By Kevin Zhang
Kuwait’s ruler, Sheikh Sabah al-Ahmed al-Sabah, has died at the age of 91, state media reports. His 83-year-old half-brother, Crown Prince Sheikh Nawaf al-Ahmed, has been named successor by the cabinet.
In July, Sheikh Sabah was flown to the United States following surgical operations for an undisclosed condition in Kuwait that month.

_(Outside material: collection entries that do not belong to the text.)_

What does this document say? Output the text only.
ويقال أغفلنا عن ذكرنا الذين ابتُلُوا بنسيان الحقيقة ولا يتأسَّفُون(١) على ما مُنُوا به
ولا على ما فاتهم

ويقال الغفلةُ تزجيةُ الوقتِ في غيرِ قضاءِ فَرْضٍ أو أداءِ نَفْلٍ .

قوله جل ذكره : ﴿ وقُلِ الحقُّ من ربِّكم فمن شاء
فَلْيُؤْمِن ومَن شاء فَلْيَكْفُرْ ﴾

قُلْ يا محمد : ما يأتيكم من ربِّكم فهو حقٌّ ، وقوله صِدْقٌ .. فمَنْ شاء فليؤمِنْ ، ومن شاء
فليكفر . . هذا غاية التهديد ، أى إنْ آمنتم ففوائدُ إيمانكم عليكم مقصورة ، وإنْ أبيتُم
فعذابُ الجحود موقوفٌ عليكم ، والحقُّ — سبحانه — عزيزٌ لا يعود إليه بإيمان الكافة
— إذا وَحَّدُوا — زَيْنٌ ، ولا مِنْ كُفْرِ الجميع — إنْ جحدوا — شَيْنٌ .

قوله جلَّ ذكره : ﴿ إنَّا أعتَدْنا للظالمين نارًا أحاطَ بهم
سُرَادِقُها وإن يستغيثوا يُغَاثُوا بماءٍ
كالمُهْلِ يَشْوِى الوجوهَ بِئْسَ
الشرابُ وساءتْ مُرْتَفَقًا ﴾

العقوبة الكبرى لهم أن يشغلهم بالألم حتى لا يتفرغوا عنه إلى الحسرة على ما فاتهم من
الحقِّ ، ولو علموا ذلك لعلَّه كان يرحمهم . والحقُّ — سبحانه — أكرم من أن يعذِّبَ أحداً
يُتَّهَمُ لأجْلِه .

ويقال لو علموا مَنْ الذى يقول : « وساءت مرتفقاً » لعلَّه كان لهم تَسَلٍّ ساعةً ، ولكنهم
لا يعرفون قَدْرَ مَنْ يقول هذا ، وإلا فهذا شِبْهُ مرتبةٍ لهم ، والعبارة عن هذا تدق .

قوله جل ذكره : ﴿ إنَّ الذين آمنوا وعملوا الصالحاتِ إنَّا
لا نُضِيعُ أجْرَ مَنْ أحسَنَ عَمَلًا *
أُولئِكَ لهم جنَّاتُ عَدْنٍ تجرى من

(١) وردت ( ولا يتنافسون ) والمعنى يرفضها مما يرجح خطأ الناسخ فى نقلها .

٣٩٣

Sabah had ruled Kuwait since 2006, and had overseen the foreign policy operations of the state for over 50 years. He was dubbed the “dean of Arab diplomacy” for his efforts during the 1990-1991 Gulf War to restore friendly relations between Kuwait and the Middle-Eastern countries that supported Iraq. The emir also regularly acted as a mediator for regional disputes, most notably the ongoing diplomatic stand-off between Saudi Arabia and Qatar. Kuwait also similarly refrained from intervening in the Syrian civil-war, instead hosting several donor conferences for humanitarian aid.
“Today we lost a big brother and a wise and loving leader… who spared no effort for Arab unity,” Jordan’s King Abdullah II said on Twitter. UN Secretary General António Guterres also praised the emir for being “an extraordinary symbol of wisdom and generosity” and a “messenger of peace”.
Being such a small Middle-Eastern country, Kuwait is both oil-rich and vulnerable. It has been an ally to the West for many years, and dependent on its protection. In 1961 and most-notably 1990-1991, the British, Americans, and French sent troops to Kuwait to defend it from Iraq.
Sheikh Sabah’s death was announced on state television on Tuesday afternoon by the Kuwaiti Minister of Court Affairs, Sheikh Ali Jarrah al-Sabah. However, the emir’s medical details and cause of death are yet to be released for the public.